Profitability & Returns
| Metric | Company | Median (IQR) | Delta |
|---|---|---|---|
| Operating Margin | -4.1% | 7.8% (4.6%–12.3%) | -11.9pt |
| Net Margin | -0.0% | 5.2% (2.3%–8.2%) | -5.2pt |
Profitability metrics are well below industry medians; gross margin deterioration led to an operating-level loss, placing the company in the lower tier within the industry.
Growth & Capital Efficiency
| Metric | Company | Median (IQR) | Delta |
|---|---|---|---|
| Revenue Growth (YoY) | 6.4% | 3.7% (-0.4%–9.3%) | +2.7pt |
Revenue growth outperformed the industry median by +2.7pt, supported by firm domestic demand for construction cranes.
※ Source: Company compilation
Revenue growth but gross margin deterioration of ~590bp led to operating loss; bottom line nearly zero due to extraordinary income: Revenue was ¥563.4B (+6.4%) driven by robust domestic construction crane demand, but gross margin dropped to 10.3% (from 16.2%, down ~590bp), and Operating Income swung to ¥-23.2B (from +¥9.0B). Ordinary level also recorded a loss of ¥-18.4B, and Net Income landed at ¥-0.1B due to extraordinary income of ¥72.2B (mainly gains on sale of subsidiary shares); this is largely one-off. ROE was -0.0%, Operating CF / Net Income was -0.06x, indicating very low earnings quality, and core business profitability deteriorated substantially. Operating margin of -4.1% trails industry median 7.8% by 11.9pt.
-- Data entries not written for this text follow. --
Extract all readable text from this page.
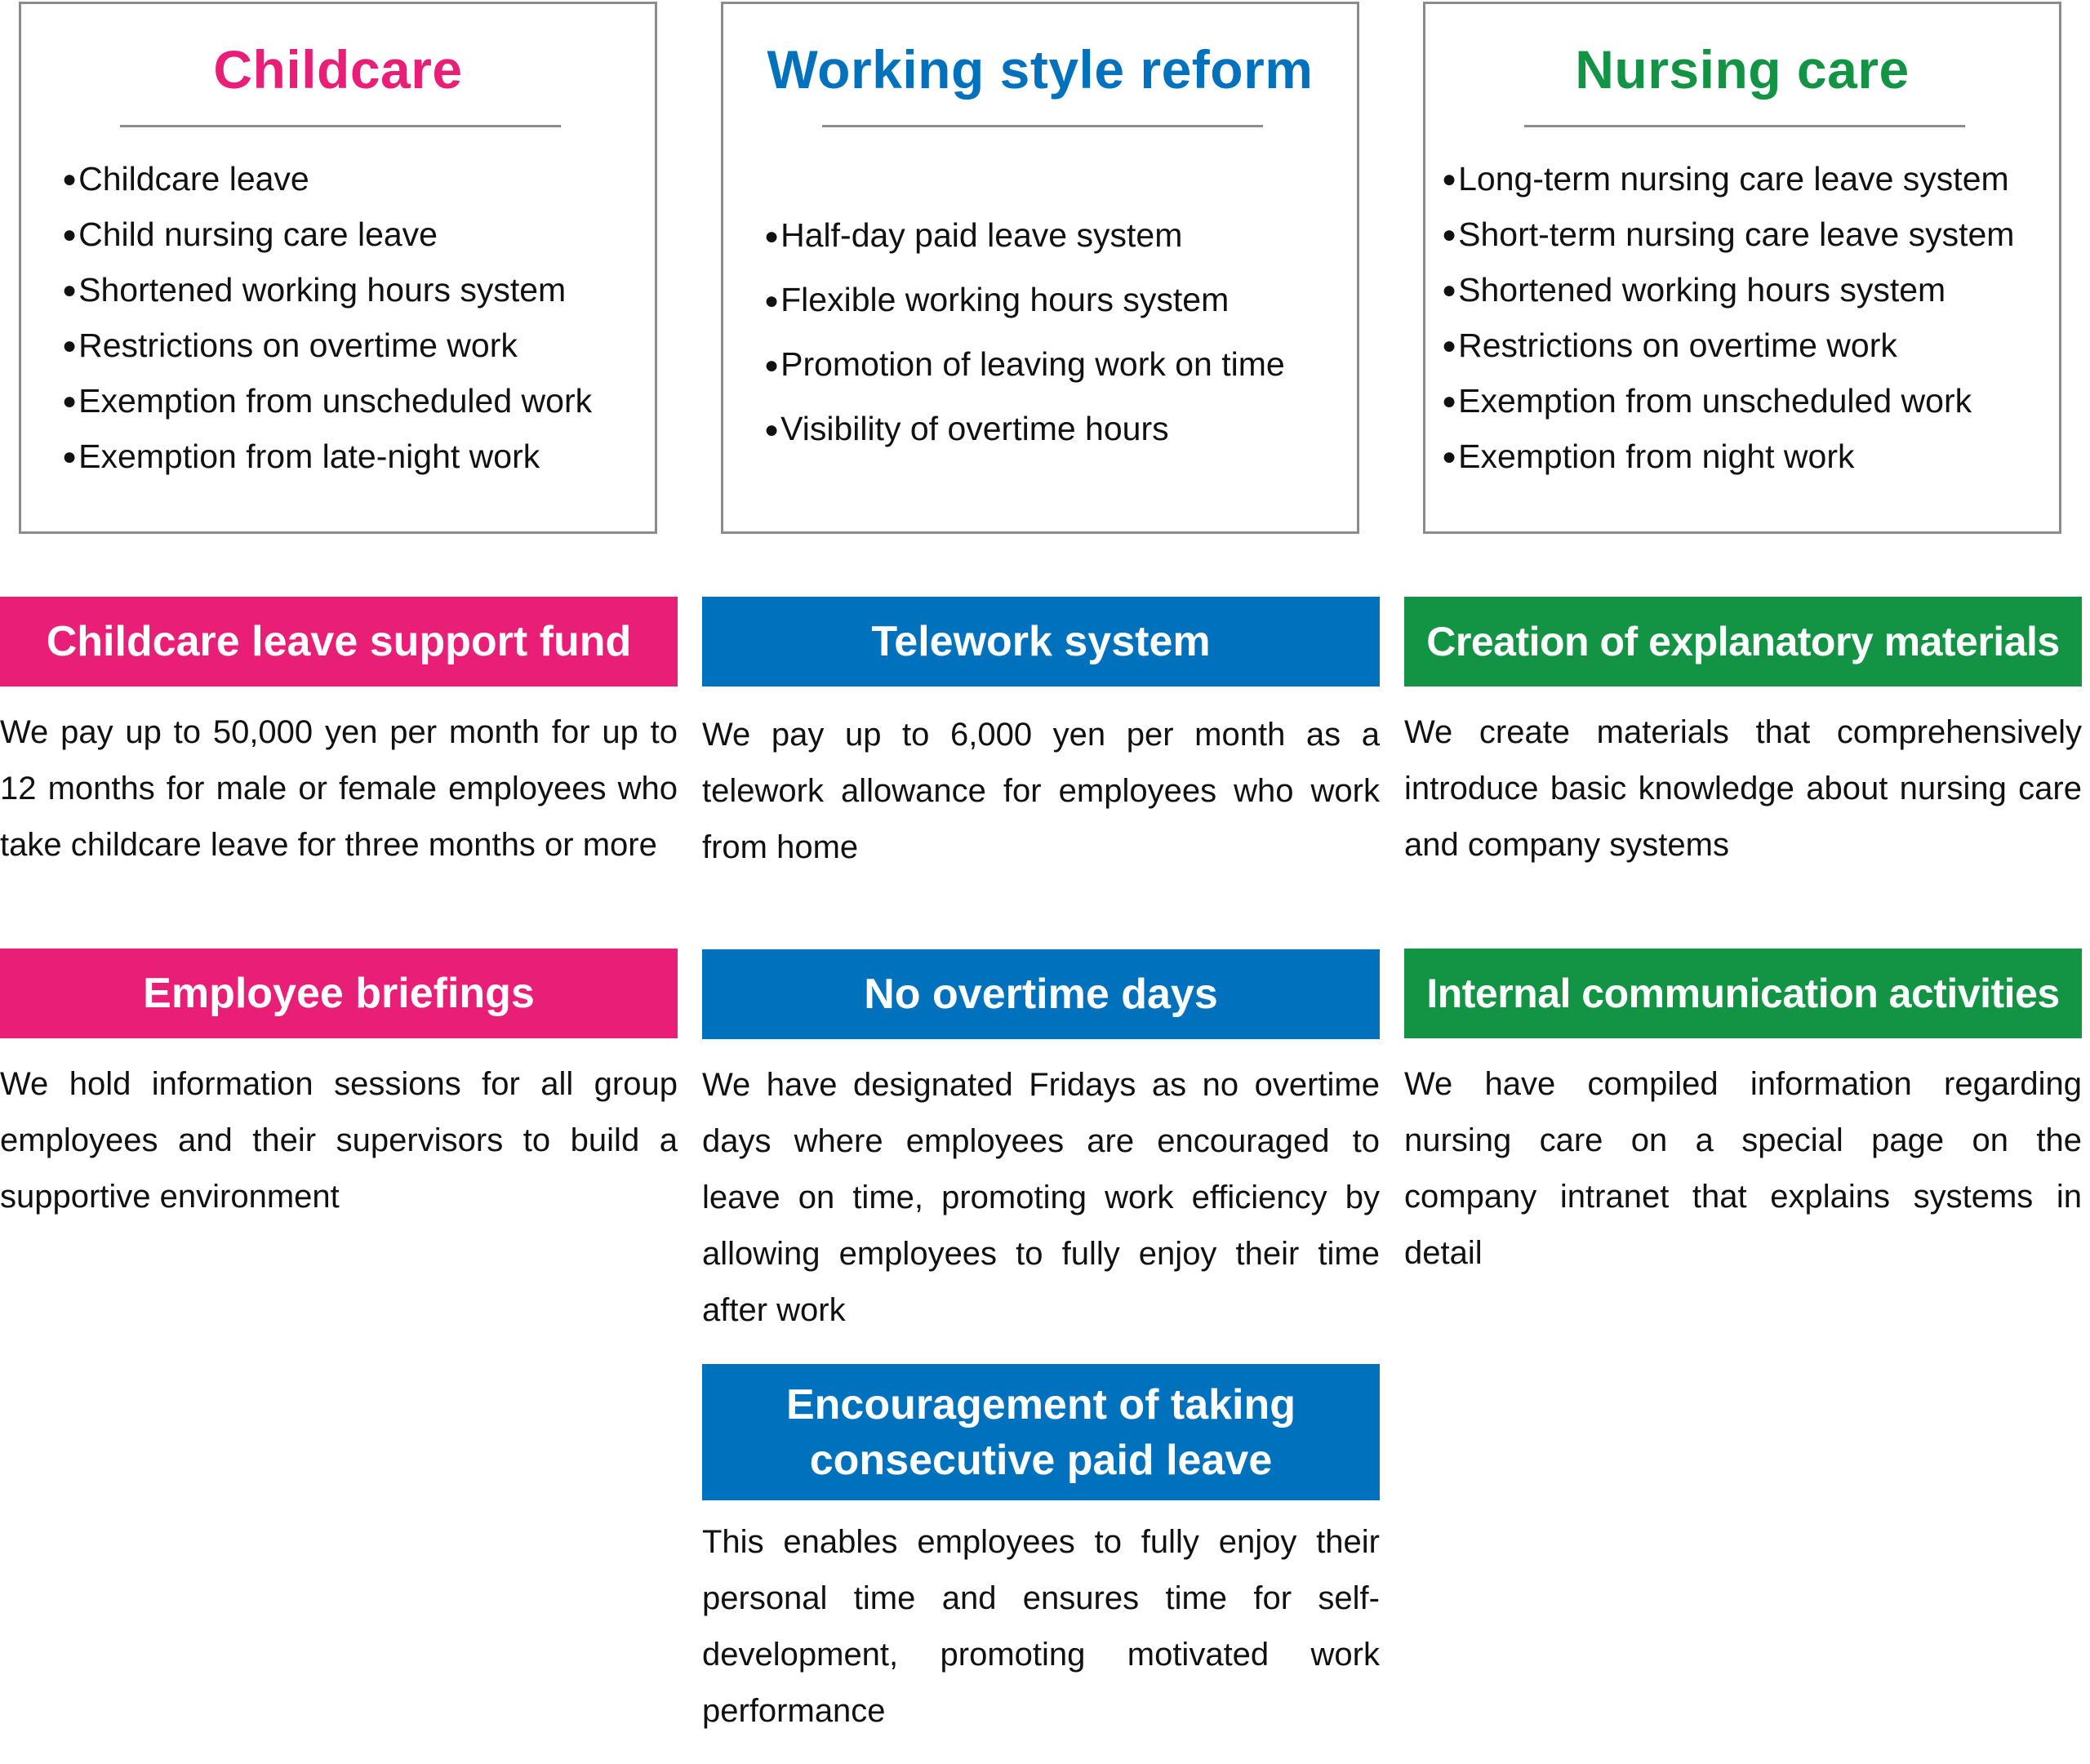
Childcare
● Childcare leave
● Child nursing care leave
● Shortened working hours system
● Restrictions on overtime work
● Exemption from unscheduled work
● Exemption from late-night work
Working style reform
● Half-day paid leave system
● Flexible working hours system
● Promotion of leaving work on time
● Visibility of overtime hours
Nursing care
● Long-term nursing care leave system
● Short-term nursing care leave system
● Shortened working hours system
● Restrictions on overtime work
● Exemption from unscheduled work
● Exemption from night work
Childcare leave support fund

We pay up to 50,000 yen per month for up to 12 months for male or female employees who take childcare leave for three months or more

Employee briefings

We hold information sessions for all group employees and their supervisors to build a supportive environment

Telework system

We pay up to 6,000 yen per month as a telework allowance for employees who work from home

No overtime days

We have designated Fridays as no overtime days where employees are encouraged to leave on time, promoting work efficiency by allowing employees to fully enjoy their time after work

Encouragement of taking
consecutive paid leave

This enables employees to fully enjoy their personal time and ensures time for self-development, promoting motivated work performance

Creation of explanatory materials

We create materials that comprehensively introduce basic knowledge about nursing care and company systems

Internal communication activities

We have compiled information regarding nursing care on a special page on the company intranet that explains systems in detail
Working capital inefficiency and fragile cash generation: Inventory days 289, receivables days 107, payables days 29, cash conversion cycle 366 days with prolonged capital tie-up. Operating CF was a deficit of ¥-2.6B; inventory reduction inflow +¥53.6B was offset by receivables increase -¥12.0B and payables decrease -¥44.5B, producing working capital outflow of -¥5.1B. Free Cash Flow was positive ¥17.6B, but mainly due to one-off proceeds from sale of subsidiary shares of ¥27.2B, leaving core cash generation weak. Interest burden is heavy (interest expense ¥6.7B, interest coverage -3.46x), and short-term debt ratio at 60.2% raises refinancing and rate-rise vulnerability.
Domestic market concentration and progress on price/cost correction are key to recovery: Japan accounts for 92.2% of sales and reported Operating Loss ¥22.3B (operating margin -4.3%), being the primary cause of the company-wide loss, indicating high domestic market dependence and limited geographic diversification. Europe also underperformed with Revenue ¥43.8B (-8.5%) and Operating Loss ¥2.4B (operating margin -5.5%). While full-year guidance assumes Operating Income ¥6.0B, actuals missed by a wide margin (actual ¥-23.2B), and achieving operating profitability next year requires gross margin recovery via price revisions and cost reductions (product mix correction, procurement efficiencies, improved fixed-cost absorption), inventory compression and stronger collections to normalize working capital, and reduced interest burden through further deleveraging and lengthening debt maturities. Dividend policy of ¥70 per annum (payout ratio ~18% on a headline basis) appears conservative in isolation, but given core operating losses and reliance on extraordinary income, sustainability depends heavily on return to operating profits.
This report is an earnings analysis document automatically generated by AI based on XBRL earnings release data. It does not constitute a recommendation to invest in any specific security. Industry benchmarks are reference information compiled by the Company based on public financial statements. Investment decisions should be made at your own responsibility; consult a professional advisor as needed.